Sasuke menjauh dari mesin kopi dan menyambar bahu Naruto (lagi) hingga yang bersangkutan berputar ditempat. Lalu dia memegang leher belakang serta punggung Naruto; mendorongnya hingga pintu depan, menahan pinggang Naruto dengan lutut serta telapak tangannya hingga menempel sejajar dengan dinding di sebelah ambang pintu, membuka gerendel pintu dengan tangan lain, menghiraukan teriakan dari yang bersangkutan hingga mereka mencapai teras luar, dan mendorong tamu tengah-malamnya itu agar menjauh dari teras.

Tidak lupa, sebagai pengganti salam 'go fucking away', membanting pintu hingga menutup—saking kerasnya sampai-sampai menggetarkan kaca jendela.

Beberapa detik kemudian Sasuke melempar keluar ransel beserta jaket oranye sebagai impresi bahwa Jounin pirang itu benar-benar diusir.

-ii-

Setelah kembali tidur selama hampir dua jam penuh, Sasuke memaksa mata untuk kembali terbuka dan menjalani aktivitas pagi-nya seperti biasa.

Dia setengah-menyeret langkah menuju pintu depan sambil membatin apakah nanti bisa mencuri kesempatan tidur siang saat pertemuan rutin dengan departemen informasi... Saking asyiknya dengan penyusunan rencana tidur-tanpa-ketahuan, Sasuke tak menyadari kakinya menyenggol sesuatu di lantai teras. Dia sedikit terjerembab, tepat waktu menyambar ambang pintu sebelum jatuh, lalu menatap arah lantai... merasa tahu apa yang mungkin tergeletak di situ.

"Heiii... hati-hati kaki!" Naruto menggerumbel dari bawah selimut jaket kulitnya. Dia merangkak, lalu duduk. Sasuke masih mengawasi dengan ekspresi yang sulit ditebak, "...jangan menatapku begitu! Memang apa lagi yang bisa kulakukan setelah dilempar keluar?"

"Pulang." Sasuke menggeram, melangkah menghindar lalu menutup pintu di belakangnya, "Pulang.
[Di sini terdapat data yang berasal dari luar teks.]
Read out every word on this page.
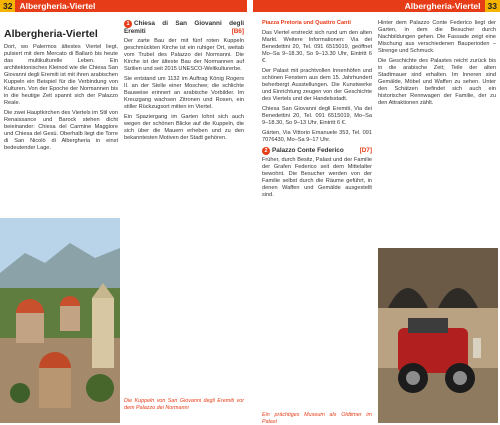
32 Albergheria-Viertel	Albergheria-Viertel 33
Albergheria-Viertel

Dort, wo Palermos ältestes Viertel liegt, pulsiert mit dem Mercato di Ballarò bis heute das multikulturelle Leben. Ein architektonisches Kleinod wie die Chiesa San Giovanni degli Eremiti ist mit ihren arabischen Kuppeln ein Beispiel für die Verbindung von Kulturen. Von der Epoche der Normannen bis in die heutige Zeit spannt sich der Palazzo Reale.

Die zwei Hauptkirchen des Viertels im Stil von Renaissance und Barock stehen dicht beieinander: Chiesa del Carmine Maggiore und Chiesa del Gesù. Oberhalb liegt die Torre di San Nicolò di Albergheria in einst bedeutender Lage.

1 Chiesa di San Giovanni degli Eremiti	[B6]

Der zarte Bau der mit fünf roten Kuppeln geschmückten Kirche ist ein ruhiger Ort, weitab vom Trubel des Palazzo dei Normanni. Die Kirche ist der älteste Bau der Normannen auf Sizilien und seit 2015 UNESCO-Weltkulturerbe.

Sie entstand um 1132 im Auftrag König Rogers II. an der Stelle einer Moschee; die schlichte Bauweise erinnert an arabische Vorbilder. Im Kreuzgang wachsen Zitronen und Rosen, ein stiller Rückzugsort mitten im Viertel.

Ein Spaziergang im Garten lohnt sich auch wegen der schönen Blicke auf die Kuppeln, die sich über die Mauern erheben und zu den bekanntesten Motiven der Stadt gehören.

Die Kuppeln von San Giovanni degli Eremiti vor dem Palazzo dei Normanni

Piazza Pretoria und Quattro Canti

Das Viertel erstreckt sich rund um den alten Markt. Weitere Informationen: Via dei Benedettini 20, Tel. 091 6515019, geöffnet Mo–Sa 9–18.30, So 9–13.30 Uhr, Eintritt 6 €.

Der Palast mit prachtvollen Innenhöfen und schönen Fenstern aus dem 15. Jahrhundert beherbergt Ausstellungen. Die Kunstwerke und Einrichtung zeugen von der Geschichte des Viertels und der Handelsstadt.

Chiesa San Giovanni degli Eremiti, Via dei Benedettini 20, Tel. 091 6515019, Mo–Sa 9–18.30, So 9–13 Uhr, Eintritt 6 €.

Gärten, Via Vittorio Emanuele 353, Tel. 091 7076430, Mo–Sa 9–17 Uhr.

2 Palazzo Conte Federico [D7]

Früher, durch Besitz, Palast und der Familie der Grafen Federico seit dem Mittelalter bewohnt. Die Besucher werden von der Familie selbst durch die Räume geführt, in denen Waffen und Gemälde ausgestellt sind.

Ein prächtiges Museum als Oldtimer im Palast

Hinter dem Palazzo Conte Federico liegt der Garten, in dem die Besucher durch Nachbildungen gehen. Die Fassade zeigt eine Mischung aus verschiedenen Bauperioden – Strenge und Schmuck.

Die Geschichte des Palastes reicht zurück bis in die arabische Zeit; Teile der alten Stadtmauer sind erhalten. Im Inneren sind Gemälde, Möbel und Waffen zu sehen. Unter den Schätzen befindet sich auch ein historischer Rennwagen der Familie, der zu den Attraktionen zählt.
Jangan menggelandang di terasku. Ada papan larangan masuk untuk gelandangan di kompleks ini."

"Oh… ayolah, biarkan aku pinjam toiletmu sebentar…. Atau aku akan melakukannya di depan rumahmu! Tetangga sebelah bisa melihat—"

Sasuke berhenti, membalik tubuhnya dengan kekaleman yang cukup membuat bulu kuduk siapapun berdiri; lalu dia mengangkat tangan untuk mendemonstrasikan segel Chidori. Naruto, agak terkejut, namun turut mengangkat tangannya dan bersiap melakukan segel Kagebunshin... Sepasang warna hitam balik menatap warna biru dengan kepercayaan diri dan keangkuhan yang membuat muak.

Naruto tahu dia takkan menang.

"Oke… OKE! Aku pulang. Puas?"

Sasuke menggerakkan rahangnya, tapi tidak tersenyum, hanya mengangguk cepat. Dia menunjuk Naruto tanpa mengatakan apapun sebelum berbalik lagi dan melompat ke atap gedung terdekat.

-ii-

Dia berdiri di depan rumahnya dan menemukan pemandangan yang sama.

Pikirannya tercabik antara jengkel dan kagum; Naruto, duduk di posisi yang sama di teras sejak sembilan jam lalu, menatap padanya dengan keras hati. Sasuke hanya mengawasi saat Naruto berdiri dan menggaruk belakang kepalanya, balik menatap dirinya setelah mendengus keras.

Bagi Sasuke, Naruto sudah memberi tantangan duel; terang-terangan.

Dia mengeraskan rahang dan mulai melangkah ke arah Jounin bermata biru itu. Naruto, di lain pihak, menyeka hidung dengan lengannya dan bersiap pada apapun yang akan dia terima. Semakin mengeratkan kuda-kuda pada tiap langkah Sasuke yang kian mendekat—Sasuke sendiri terlihat sangat kalem dan meyakinkan walaupun sebenarnya luar biasa jengkel.

Dia berhenti tepat di depan Naruto dan tak mengatakan apapun, hanya menatap langsung padanya.

Sasuke tahu Naruto tidak suka keheningan. Dia benci merasakan udara tegang di antara mereka, yang padahal bisa digantikan dengan kalimat… Teriakan, kalau perlu.

Sesuai dugaannya, Naruto-lah yang pertama kali bersuara setelah menyeka hidung sekali lagi, "Ngg… jadi aku menunggumu—Lalu... lalu... aku kencing di halaman belakang jadi tak ada yang melihat."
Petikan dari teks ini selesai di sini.